Par requête du 03 Avril 2026, arrivée par courrier électronique à 14h24 M. [X] [Y] invoquant devoir maintenir l’intéressé au-delà de quatre-vingt-seize heures, prolongé par un délai de VINGT-SIX JOURS selon l’ordonnance du 08 février 2026, prolongé par un délai de TRENTE JOURS selon l’ordonnance du 05 mars 2026, demande l’autorisation de prolonger ce délai pour une durée de TRENTE JOURS maximum.
En application des articles L.743-9 et L. 743-24 du Code de l’Entrée et du Séjour des Etrangers et du Droit d’Asile il a été rappelé à l’intéressé, assisté de Me Pascale POUILLE DELDICQUE, avocat au Barreau de BOULOGNE-SUR-MER et commis d’office, les droits qui lui sont reconnus pendant la rétention et a été informé des possibilités et des délais de recours contre toutes les décisions le concernant ; qu’il a été entendu en ses observations
L’intéressé déclare : Je souhaite être assisté d’un avocat. Je n’ai rien à dire. Si je dois passer les 90 jours, je vais attendre les 30 jours. Vous souhaitez aller où ? Je veux rester ici en France.

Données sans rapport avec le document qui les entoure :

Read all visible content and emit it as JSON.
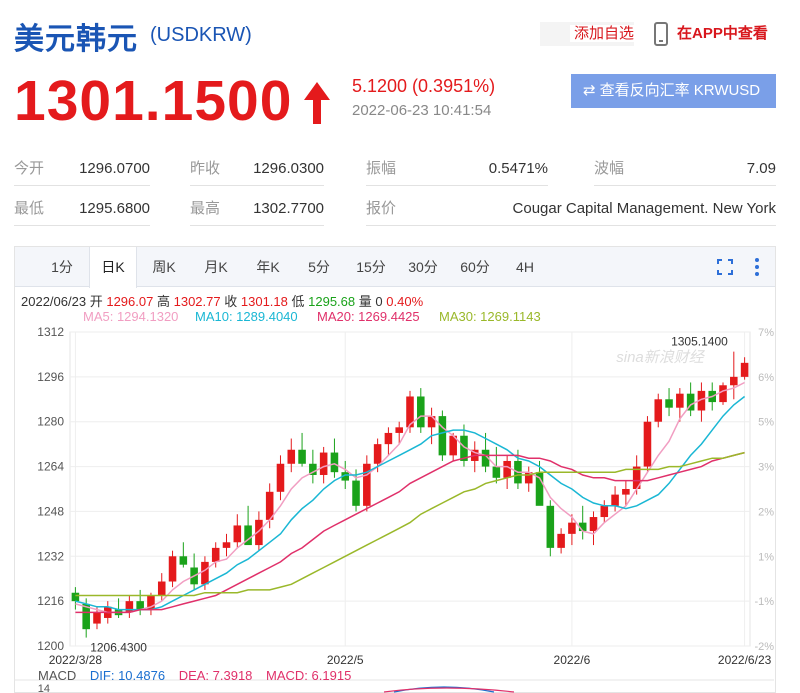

Me Pascale POUILLE DELDICQUE entendu en ses observations : Pas d’observation, la procédure semble régulière.
MOTIFS
Selon l’article L. 742-4 du CESEDA, le magistrat du siège du tribunal judiciaire peut, dans les mêmes conditions qu’à l’article L. 742-1, être à nouveau saisi aux fins de prolongation du maintien en rétention au-delà de trente jours, dans les cas suivants :
1° En cas d’urgence absolue ou de menace pour l’ordre public ;
2° Lorsque l’impossibilité d’exécuter la décision d’éloignement résulte de la perte ou de la destruction des documents de voyage de l’intéressé, de la dissimulation par celui-ci de son identité ou de l’obstruction volontaire faite à son éloignement ;
3° Lorsque la décision d’éloignement n’a pu être exécutée en raison :
a) du défaut de délivrance des documents de voyage par le consulat dont relève l’intéressé ou lorsque la délivrance des documents de voyage est intervenue trop tardivement pour procéder à l’exécution de la décision d’éloignement ;
b) de l’absence de moyens de transport.
L’étranger peut être maintenu à disposition de la justice dans les conditions prévues à l’article L. 742-2.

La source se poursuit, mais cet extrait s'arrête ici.